Un mois plus tard. Nous sommes nombreux, en évoquant la tragédie du 4 août, à dire « la bombe » au lieu de « l’explosion ». Ce mot résume ce qui nous a modelés, toutes les années où nous avons été menacés, avec nos êtres chers, dans nos corps et dans nos biens, pourquoi, pour qui ? Plus de quarante ans d’insécurité, de guerres, d’attentats, de menaces permanentes, c’est trop, beaucoup trop pour une brève trajectoire humaine. Au crépuscule de leurs propres vies, n’est-il pas temps pour les cinq ou six criminels qui se partagent le pouvoir comme un butin de leurs indignes combats de laisser enfin ce malheureux peuple vivre ? N’ont-ils pas suffisamment engrangé de richesses indues et acquis d’esprits médiocres à leurs causes fallacieuses ? Nous sommes de plus en plus nombreux aussi, car ce pays vieillit, à ne plus avoir le luxe du temps pour attendre leur mort – c’est ce qu’en toute simplicité nous appelons de nos vœux – et espérer voir l’horizon.
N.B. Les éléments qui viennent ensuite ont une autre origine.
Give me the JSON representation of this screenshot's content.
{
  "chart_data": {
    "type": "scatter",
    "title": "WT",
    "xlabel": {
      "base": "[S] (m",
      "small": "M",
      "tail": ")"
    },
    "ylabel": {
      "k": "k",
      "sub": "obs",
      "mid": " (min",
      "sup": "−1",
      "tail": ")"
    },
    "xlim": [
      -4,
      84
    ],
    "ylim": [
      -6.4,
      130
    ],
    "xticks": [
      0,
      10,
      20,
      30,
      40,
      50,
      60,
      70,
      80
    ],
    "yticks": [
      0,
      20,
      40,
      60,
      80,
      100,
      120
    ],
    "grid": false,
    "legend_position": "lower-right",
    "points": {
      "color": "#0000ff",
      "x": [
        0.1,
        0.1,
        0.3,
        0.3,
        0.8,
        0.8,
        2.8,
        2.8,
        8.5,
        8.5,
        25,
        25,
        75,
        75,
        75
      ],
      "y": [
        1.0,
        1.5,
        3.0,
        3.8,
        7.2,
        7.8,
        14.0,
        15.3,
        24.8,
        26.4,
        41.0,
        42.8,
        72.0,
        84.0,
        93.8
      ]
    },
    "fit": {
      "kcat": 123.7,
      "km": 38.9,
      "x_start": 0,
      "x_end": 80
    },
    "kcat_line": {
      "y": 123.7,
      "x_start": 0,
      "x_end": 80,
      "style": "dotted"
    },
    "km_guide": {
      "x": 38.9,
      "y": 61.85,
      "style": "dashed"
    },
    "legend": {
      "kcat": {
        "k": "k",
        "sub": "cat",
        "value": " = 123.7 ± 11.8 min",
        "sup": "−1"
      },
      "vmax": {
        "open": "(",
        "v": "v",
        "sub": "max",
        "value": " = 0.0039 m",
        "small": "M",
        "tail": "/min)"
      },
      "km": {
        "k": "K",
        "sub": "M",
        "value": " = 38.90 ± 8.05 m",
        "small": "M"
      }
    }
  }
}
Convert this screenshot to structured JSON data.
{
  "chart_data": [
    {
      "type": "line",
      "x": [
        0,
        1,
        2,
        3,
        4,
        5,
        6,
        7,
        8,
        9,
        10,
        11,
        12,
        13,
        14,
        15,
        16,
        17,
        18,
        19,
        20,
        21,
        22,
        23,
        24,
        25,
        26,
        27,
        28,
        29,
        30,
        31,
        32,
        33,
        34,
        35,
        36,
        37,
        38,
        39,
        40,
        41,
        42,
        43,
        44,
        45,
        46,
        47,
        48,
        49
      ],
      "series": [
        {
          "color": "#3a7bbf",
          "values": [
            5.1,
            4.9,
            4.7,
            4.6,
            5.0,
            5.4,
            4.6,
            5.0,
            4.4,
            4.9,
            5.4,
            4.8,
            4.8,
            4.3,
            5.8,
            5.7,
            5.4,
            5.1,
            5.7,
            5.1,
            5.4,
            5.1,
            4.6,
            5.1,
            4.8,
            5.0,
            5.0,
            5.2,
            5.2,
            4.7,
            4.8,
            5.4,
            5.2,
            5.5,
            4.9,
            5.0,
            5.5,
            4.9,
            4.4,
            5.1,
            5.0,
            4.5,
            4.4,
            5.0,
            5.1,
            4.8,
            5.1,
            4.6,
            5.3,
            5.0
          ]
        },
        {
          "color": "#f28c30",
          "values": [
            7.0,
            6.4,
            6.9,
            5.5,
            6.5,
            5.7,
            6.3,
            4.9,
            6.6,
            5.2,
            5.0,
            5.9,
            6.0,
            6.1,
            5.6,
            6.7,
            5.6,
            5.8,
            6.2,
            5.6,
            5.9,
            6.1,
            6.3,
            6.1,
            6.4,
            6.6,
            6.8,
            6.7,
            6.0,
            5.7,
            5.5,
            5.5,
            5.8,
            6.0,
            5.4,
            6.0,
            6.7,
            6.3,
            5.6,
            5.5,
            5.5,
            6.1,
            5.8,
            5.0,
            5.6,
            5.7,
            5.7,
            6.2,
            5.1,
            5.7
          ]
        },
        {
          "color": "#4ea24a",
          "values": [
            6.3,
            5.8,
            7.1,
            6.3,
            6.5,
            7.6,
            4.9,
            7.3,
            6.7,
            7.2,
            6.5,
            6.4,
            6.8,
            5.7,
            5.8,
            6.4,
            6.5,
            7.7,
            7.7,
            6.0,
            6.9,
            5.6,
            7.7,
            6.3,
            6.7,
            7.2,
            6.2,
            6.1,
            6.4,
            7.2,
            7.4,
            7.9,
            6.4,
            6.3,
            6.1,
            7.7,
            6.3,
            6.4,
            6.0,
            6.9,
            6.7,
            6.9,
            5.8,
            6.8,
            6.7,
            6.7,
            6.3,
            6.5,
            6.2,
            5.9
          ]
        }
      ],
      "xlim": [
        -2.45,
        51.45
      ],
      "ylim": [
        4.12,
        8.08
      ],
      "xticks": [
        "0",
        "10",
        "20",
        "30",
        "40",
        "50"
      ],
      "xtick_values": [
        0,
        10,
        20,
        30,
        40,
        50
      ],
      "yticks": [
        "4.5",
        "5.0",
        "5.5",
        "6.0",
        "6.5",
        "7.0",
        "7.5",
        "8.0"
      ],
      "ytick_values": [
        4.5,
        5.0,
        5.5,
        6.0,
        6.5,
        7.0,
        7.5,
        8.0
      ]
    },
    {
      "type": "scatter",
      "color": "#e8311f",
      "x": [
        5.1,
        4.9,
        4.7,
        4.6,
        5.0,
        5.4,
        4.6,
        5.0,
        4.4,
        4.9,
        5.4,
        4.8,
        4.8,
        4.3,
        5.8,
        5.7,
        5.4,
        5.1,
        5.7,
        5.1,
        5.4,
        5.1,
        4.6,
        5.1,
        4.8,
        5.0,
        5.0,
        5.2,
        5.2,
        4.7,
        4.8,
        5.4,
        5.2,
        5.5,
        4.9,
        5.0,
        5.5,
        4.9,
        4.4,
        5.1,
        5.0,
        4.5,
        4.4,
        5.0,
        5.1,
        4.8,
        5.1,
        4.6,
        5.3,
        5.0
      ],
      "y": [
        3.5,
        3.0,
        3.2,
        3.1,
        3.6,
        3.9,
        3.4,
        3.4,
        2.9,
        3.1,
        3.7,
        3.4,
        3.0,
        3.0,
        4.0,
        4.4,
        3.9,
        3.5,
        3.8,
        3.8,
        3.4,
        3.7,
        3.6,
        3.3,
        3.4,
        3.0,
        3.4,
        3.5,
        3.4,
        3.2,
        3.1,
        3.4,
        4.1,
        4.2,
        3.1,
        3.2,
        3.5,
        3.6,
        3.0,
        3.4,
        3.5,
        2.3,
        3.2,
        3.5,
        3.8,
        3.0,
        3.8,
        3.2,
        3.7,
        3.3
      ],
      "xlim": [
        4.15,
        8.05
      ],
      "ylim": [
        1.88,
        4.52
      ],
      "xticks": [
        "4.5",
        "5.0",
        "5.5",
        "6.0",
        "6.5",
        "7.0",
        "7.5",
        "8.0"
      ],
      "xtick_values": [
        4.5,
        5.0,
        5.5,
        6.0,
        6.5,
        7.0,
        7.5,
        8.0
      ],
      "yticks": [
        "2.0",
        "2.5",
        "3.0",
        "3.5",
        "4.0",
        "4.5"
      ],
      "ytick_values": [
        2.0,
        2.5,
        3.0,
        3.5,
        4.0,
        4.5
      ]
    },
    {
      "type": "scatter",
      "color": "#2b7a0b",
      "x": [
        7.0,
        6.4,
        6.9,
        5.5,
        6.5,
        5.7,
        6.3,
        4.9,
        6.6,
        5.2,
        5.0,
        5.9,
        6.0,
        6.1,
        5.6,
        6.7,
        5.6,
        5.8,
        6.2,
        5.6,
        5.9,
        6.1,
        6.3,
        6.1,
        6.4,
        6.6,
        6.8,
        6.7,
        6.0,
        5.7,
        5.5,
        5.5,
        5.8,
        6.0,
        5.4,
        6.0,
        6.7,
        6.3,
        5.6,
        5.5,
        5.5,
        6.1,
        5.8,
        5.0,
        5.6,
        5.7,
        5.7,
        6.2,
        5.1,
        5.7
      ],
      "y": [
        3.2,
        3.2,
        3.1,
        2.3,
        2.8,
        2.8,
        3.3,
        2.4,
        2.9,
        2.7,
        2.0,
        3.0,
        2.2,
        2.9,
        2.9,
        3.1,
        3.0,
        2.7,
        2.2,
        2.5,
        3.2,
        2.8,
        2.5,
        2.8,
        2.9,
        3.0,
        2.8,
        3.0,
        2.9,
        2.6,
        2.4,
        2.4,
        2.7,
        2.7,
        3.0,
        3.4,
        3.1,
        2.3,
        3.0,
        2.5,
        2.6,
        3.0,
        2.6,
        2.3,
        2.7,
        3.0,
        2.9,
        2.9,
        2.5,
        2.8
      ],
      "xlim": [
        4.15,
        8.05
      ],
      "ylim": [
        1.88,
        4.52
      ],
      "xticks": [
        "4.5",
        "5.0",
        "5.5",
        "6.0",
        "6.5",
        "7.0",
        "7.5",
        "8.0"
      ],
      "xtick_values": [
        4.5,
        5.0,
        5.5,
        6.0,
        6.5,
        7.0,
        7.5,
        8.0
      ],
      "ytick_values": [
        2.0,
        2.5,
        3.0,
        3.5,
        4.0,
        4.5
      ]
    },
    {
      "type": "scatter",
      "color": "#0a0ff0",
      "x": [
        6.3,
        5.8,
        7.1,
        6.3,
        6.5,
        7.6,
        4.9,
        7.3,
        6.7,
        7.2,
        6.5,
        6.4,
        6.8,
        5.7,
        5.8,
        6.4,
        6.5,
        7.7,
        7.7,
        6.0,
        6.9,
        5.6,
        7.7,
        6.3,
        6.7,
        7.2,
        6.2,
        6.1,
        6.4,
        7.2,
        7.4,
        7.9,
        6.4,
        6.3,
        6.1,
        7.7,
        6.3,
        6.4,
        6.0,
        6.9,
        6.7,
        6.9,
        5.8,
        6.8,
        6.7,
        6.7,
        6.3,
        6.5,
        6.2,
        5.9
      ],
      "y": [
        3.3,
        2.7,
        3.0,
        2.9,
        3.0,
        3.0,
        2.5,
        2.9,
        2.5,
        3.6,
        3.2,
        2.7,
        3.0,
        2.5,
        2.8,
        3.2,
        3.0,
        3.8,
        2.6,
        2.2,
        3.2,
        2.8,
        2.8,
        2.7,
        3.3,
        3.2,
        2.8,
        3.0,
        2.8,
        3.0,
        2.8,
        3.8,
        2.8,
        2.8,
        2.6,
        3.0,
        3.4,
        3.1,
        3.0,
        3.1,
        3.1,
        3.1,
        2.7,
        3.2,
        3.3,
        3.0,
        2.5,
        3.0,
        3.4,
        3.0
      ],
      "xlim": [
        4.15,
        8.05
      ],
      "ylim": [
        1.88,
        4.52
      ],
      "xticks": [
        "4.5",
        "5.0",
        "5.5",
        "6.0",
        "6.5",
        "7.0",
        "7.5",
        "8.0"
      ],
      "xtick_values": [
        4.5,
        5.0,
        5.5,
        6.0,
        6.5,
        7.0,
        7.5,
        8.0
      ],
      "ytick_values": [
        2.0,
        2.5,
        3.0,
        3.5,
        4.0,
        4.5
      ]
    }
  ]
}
Un mois a été retranché de notre âge, où s’est révélée, s’il en était encore besoin, la profondeur du gouffre qui sépare les citoyens de la classe dirigeante ; l’ampleur du divorce dont, sous les lambris de Baabda, du Sérail et de Aïn-el-Tiné, nul ne semble se soucier. À quoi pensent donc ces visages fermés qui tentent devant les caméras des discours de plus en plus verbeux, de plus en plus creux et maladroits ? Sans doute à rien d’autre qu’à leur assise qui s’ébranle, et avec quelle perfidie la consolider.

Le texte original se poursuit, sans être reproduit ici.